Republican legislators and political activists in several red states are taking steps to make it harder for minor party candidates to make the ballot after a string of elections Democrats won with less than 50 percent of the vote. The Ohio legislature voted earlier this week to require minor parties to collect signatures of 1 percent of the number of voters who cast ballots in the last gubernatorial or presidential election. Libertarians and Green Party members complain that the rule — which would require them to gather about 56,000 signatures to make the 2014 ballot — sets an impossibly high standard. In Arizona, Gov. Jan Brewer (R) signed legislation earlier this year to require candidates running for Congress to collect enough signatures to represent one-third of 1 percent of registered voters in their respective districts. That’s a 40-fold increase in the number of signatures Libertarian Party candidates would have to collect.

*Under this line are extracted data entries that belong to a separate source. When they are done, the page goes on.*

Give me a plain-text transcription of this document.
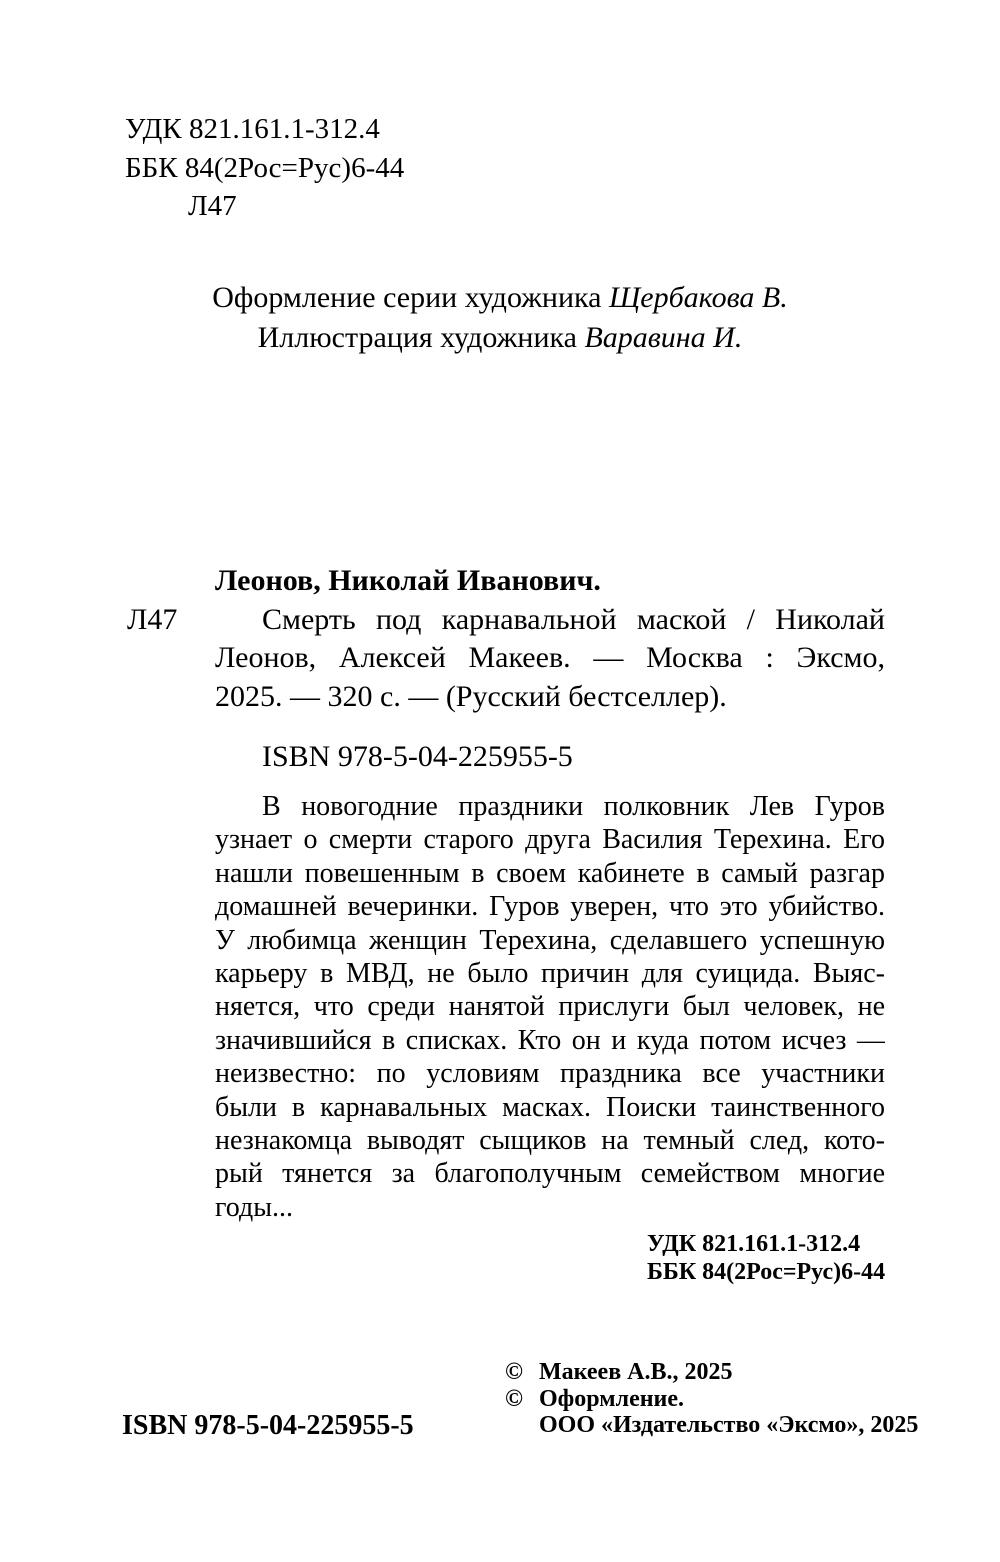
УДК 821.161.1-312.4
ББК 84(2Рос=Рус)6-44
Л47
Оформление серии художника Щербакова В.
Иллюстрация художника Варавина И.
Л47
Леонов, Николай Иванович.
Смерть под карнавальной маской / Николай
Леонов, Алексей Макеев. — Москва : Эксмо,
2025. — 320 с. — (Русский бестселлер).
ISBN 978-5-04-225955-5
В новогодние праздники полковник Лев Гуров
узнает о смерти старого друга Василия Терехина. Его
нашли повешенным в своем кабинете в самый разгар
домашней вечеринки. Гуров уверен, что это убийство.
У любимца женщин Терехина, сделавшего успешную
карьеру в МВД, не было причин для суицида. Выяс-
няется, что среди нанятой прислуги был человек, не
значившийся в списках. Кто он и куда потом исчез —
неизвестно: по условиям праздника все участники
были в карнавальных масках. Поиски таинственного
незнакомца выводят сыщиков на темный след, кото-
рый тянется за благополучным семейством многие
годы...
УДК 821.161.1-312.4
ББК 84(2Рос=Рус)6-44
© Макеев А.В., 2025
© Оформление.
ООО «Издательство «Эксмо», 2025
ISBN 978-5-04-225955-5
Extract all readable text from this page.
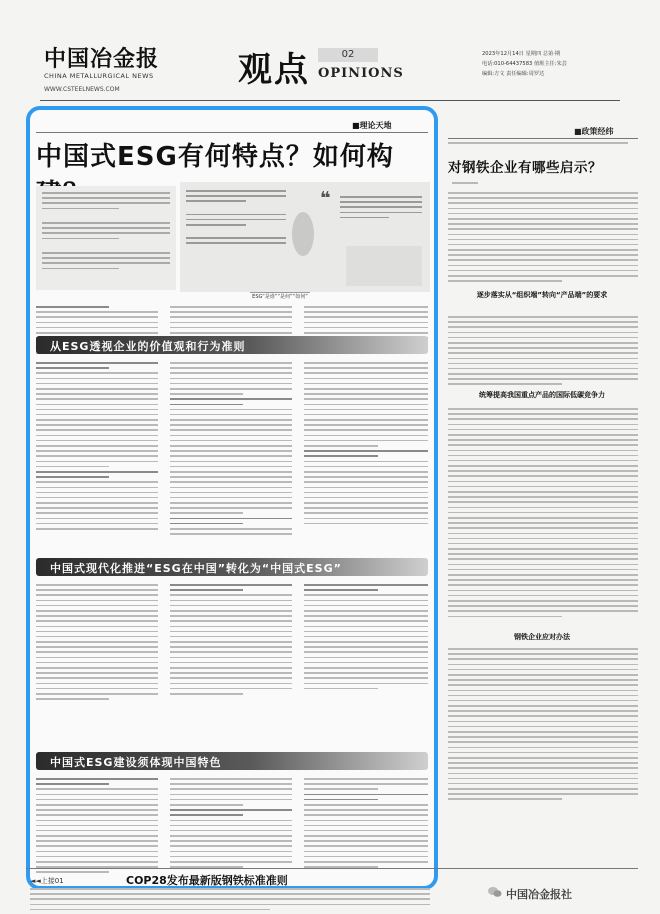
中国冶金报
CHINA METALLURGICAL NEWS
WWW.CSTEELNEWS.COM	观点	02
OPINIONS
2023年12月14日 星期四 总第·期
电话:010-64437583 值班主任:朱芸
编辑:方文 责任编辑:周罗达
■理论天地
中国式ESG有何特点？如何构
❝
ESG“是谁”“是何”“如何”
从ESG透视企业的价值观和行为准则
中国式现代化推进“ESG在中国”转化为“中国式ESG”
中国式ESG建设须体现中国特色
■政策经纬
对钢铁企业有哪些启示？
逐步落实从“组织端”转向“产品端”的要求
统筹提高我国重点产品的国际低碳竞争力
钢铁企业应对办法
◄◄上接01	COP28发布最新版钢铁标准准则
中国冶金报社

And in Montana, an initiative to implement a top-two election system, under which only the two top candidates in a primary will advance to the general election, regardless of party, will be on the 2014 ballot. Similar measures have been adopted in Washington and California, but opponents of the Montana law say it would leave out Libertarians, who have captured a significant percentage of the vote in recent statewide races.
Republican-controlled states like Alabama, Tennessee, North Carolina, Oklahoma and Georgia all moved to raise thresholds for minor parties to qualify for the ballot this year, according to Richard Winger, who maintains the Web site Ballot Access News.